‘NAM needed to maintain balance in world order’: Augusto Montiel PDF Imprimir Correo

Augusto Montiel, Ambassador of the Bolivarian Republic of Venezuela, speaks to Simran Sodhi

As Venezuela gets ready to host the 17th Non-Aligned Movement (NAM) Summit, Augusto Montiel, Ambassador of the Bolivarian Republic of Venezuela, speaks about the relevance of NAM today in a changing world order. India will be represented at the Summit by Vice-President Hamid Ansari, who is scheduled to depart later this week for Venezuela.

Do you think NAM still holds relevance in the world today?

A: The fact is that organising the 17th Summit of NAM is the most important event to us in the light of the need for balance and peace, and the need to end this status of domination around the world. There are still countries that feel that colonialism exists. We could ask ourselves was 1947 really the end of colonialism in this area, in this region? Has colonialism ended in Africa? It’s not just an academic question but people in their daily lives can also understand that colonialism exists. Just that now we call it neo-colonialism. But if civilisation is the art of living together, then all those who think that life needs to be treated fairly, and all states and nations need to be treated fairly and with respect, would understand that NAM is important.

Three weeks back, the foreign minister of Venezuela visited India and had discussions here. Can you share some details?

As you are aware, three weeks back our foreign and petroleum minister was here. An important component of the relationship between India and Venezuela is energy. One in every three drops of oil and gasoline in India comes from Venezuela. Indian state oil companies along with Venezuelan companies are producing oil in some of the largest oil reserves in the world, which is also the main reason for the US to target the Venezuelan government as a military objective.

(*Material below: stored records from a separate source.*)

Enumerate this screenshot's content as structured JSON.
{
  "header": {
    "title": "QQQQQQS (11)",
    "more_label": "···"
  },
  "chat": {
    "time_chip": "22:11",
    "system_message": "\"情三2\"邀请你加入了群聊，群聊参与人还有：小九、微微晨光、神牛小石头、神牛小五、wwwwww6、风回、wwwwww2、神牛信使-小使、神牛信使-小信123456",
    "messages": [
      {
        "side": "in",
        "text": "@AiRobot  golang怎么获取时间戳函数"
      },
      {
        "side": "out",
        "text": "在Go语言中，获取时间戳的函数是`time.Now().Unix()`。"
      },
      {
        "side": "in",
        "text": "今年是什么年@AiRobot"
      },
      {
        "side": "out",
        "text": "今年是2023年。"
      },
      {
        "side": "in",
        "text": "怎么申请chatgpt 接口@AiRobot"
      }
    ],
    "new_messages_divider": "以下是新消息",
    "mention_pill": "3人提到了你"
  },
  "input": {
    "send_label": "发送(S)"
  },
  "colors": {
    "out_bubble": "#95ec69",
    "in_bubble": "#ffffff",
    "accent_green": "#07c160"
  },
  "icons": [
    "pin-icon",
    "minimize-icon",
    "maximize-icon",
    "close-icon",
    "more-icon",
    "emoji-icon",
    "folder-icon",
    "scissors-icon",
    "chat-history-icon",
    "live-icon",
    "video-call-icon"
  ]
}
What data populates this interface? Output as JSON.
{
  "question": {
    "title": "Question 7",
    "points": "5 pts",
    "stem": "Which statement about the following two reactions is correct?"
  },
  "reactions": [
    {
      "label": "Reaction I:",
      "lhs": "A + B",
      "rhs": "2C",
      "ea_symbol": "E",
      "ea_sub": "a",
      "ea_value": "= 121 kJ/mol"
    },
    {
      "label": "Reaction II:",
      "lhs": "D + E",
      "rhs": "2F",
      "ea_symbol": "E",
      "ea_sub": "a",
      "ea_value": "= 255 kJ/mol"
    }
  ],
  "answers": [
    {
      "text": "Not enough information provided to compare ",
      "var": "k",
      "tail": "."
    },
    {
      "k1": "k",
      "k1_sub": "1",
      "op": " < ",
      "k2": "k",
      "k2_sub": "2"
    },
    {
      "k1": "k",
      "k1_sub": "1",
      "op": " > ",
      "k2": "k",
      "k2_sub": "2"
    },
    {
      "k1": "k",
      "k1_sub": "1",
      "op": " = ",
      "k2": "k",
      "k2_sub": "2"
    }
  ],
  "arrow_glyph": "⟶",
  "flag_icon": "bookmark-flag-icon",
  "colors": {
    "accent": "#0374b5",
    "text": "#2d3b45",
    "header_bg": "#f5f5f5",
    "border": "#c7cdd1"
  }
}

Is oil the reason behind the animosity between the US and Venezuela?

That is the main reason for the fuss in the West as far as Venezuela is concerned. The control of this oil is the problem because we want the oil for solidarity, for development. There are countries in the world that want oil only for their own good and for controlling the world. That is not civilisation. That is madness, and criminal. Even the Prime Minister of India has called for a multi-polar world. The international institutions are not reflective of the existing world order today.

As many as 120 countries will be represented at the NAM Summit. What is the message that you want to send out to the world?

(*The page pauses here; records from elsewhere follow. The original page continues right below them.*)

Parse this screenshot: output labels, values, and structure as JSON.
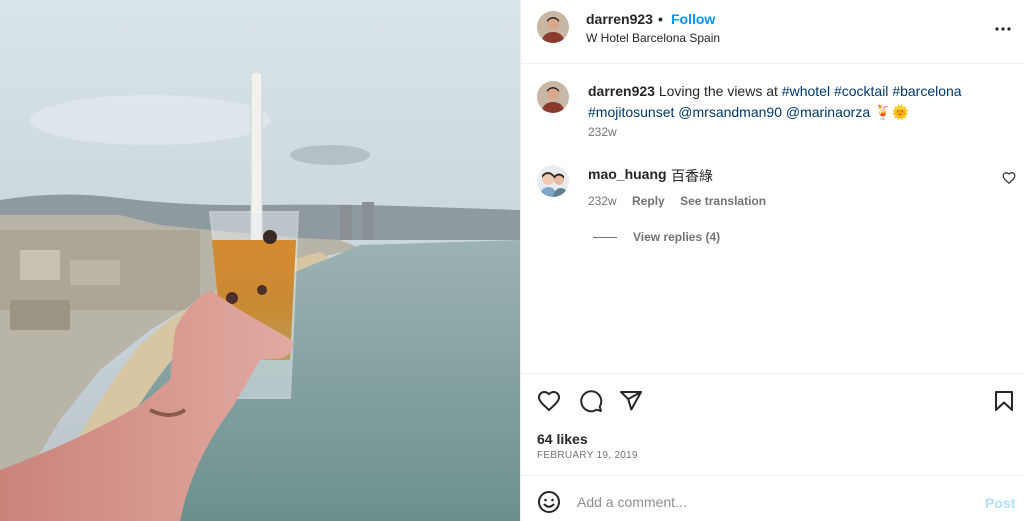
{
  "photo": {
    "alt_subject": "hand holding cocktail over Barcelona coastline"
  },
  "header": {
    "username": "darren923",
    "separator": "•",
    "follow_label": "Follow",
    "location": "W Hotel Barcelona Spain",
    "more_icon": "more-horizontal-icon"
  },
  "caption": {
    "username": "darren923",
    "text_before": "Loving the views at",
    "tags": [
      "#whotel",
      "#cocktail",
      "#barcelona",
      "#mojitosunset",
      "@mrsandman90",
      "@marinaorza"
    ],
    "emojis": "🍹🌞",
    "time": "232w"
  },
  "comment": {
    "username": "mao_huang",
    "text": "百香綠",
    "time": "232w",
    "reply_label": "Reply",
    "translate_label": "See translation",
    "view_replies": "View replies (4)"
  },
  "actions": {
    "like_icon": "heart-icon",
    "comment_icon": "comment-icon",
    "share_icon": "paper-plane-icon",
    "save_icon": "bookmark-icon"
  },
  "likes": "64 likes",
  "date": "FEBRUARY 19, 2019",
  "add_comment": {
    "placeholder": "Add a comment...",
    "post_label": "Post"
  },
  "colors": {
    "link_blue": "#0095f6",
    "hashtag": "#00376b",
    "muted": "#737373",
    "border": "#efefef"
  }
}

The more world leaders attend the NAM Summit, and give an orientation as to who wants a re-structuring of the United Nations system, the stronger will the message be. We want to convey this message to the countries that want to control the lives of other nations. Countries in Europe and the North American continent undoubtedly want to control international institutions like the UN. They want to control UNESCO, but don’t pay the dues.

Do you blame the US for many of the problems of the developing world?

History has very clear pages as to who are responsible for the world’s affairs. Today, we see the control of the UN is over only a few countries. How can we then not say that they [the US] are responsible? You have people like former US president George Bush and former UK prime minister Tony Blair today saying that they are sorry; that they now know that there were no weapons of mass destruction in Iraq; and that they are very sorry but they were misinformed. This is absurd. Their propaganda machinery, with its structure of domination, convinced the world that they needed to invade a country with a lot of oil, all in the name of democracy and freedom. It is all just a sweet story; now they are apologising to the families of 2 million human beings who were massacred, a culture that was killed.

Did Venezuela change the schedule of the Summit twice just to make it convenient for Prime Minister Modi to attend?

No, that is not true at all. A lot of countries requested that the Summit be held near the UN General Assembly meeting in New York, which is held in September, as it would be convenient for the leaders to first come to Venezuela and then move to New York. It has nothing to do with any specific leader. We did send an invitation addressed to the Prime Minister and also to the President of India.

Are you disappointed that Prime Minister Narendra Modi chose to skip the Summit?

The world will thank the leaders who took chances and risks to produce a more balanced and multi-polar world. By not being present at the Summit, the message will not be heard directly. Many have asked us this question. It is for the Indian people to assess and reflect on this. Also, you should seek an answer to this from the Indian Prime Minister and the Government of India.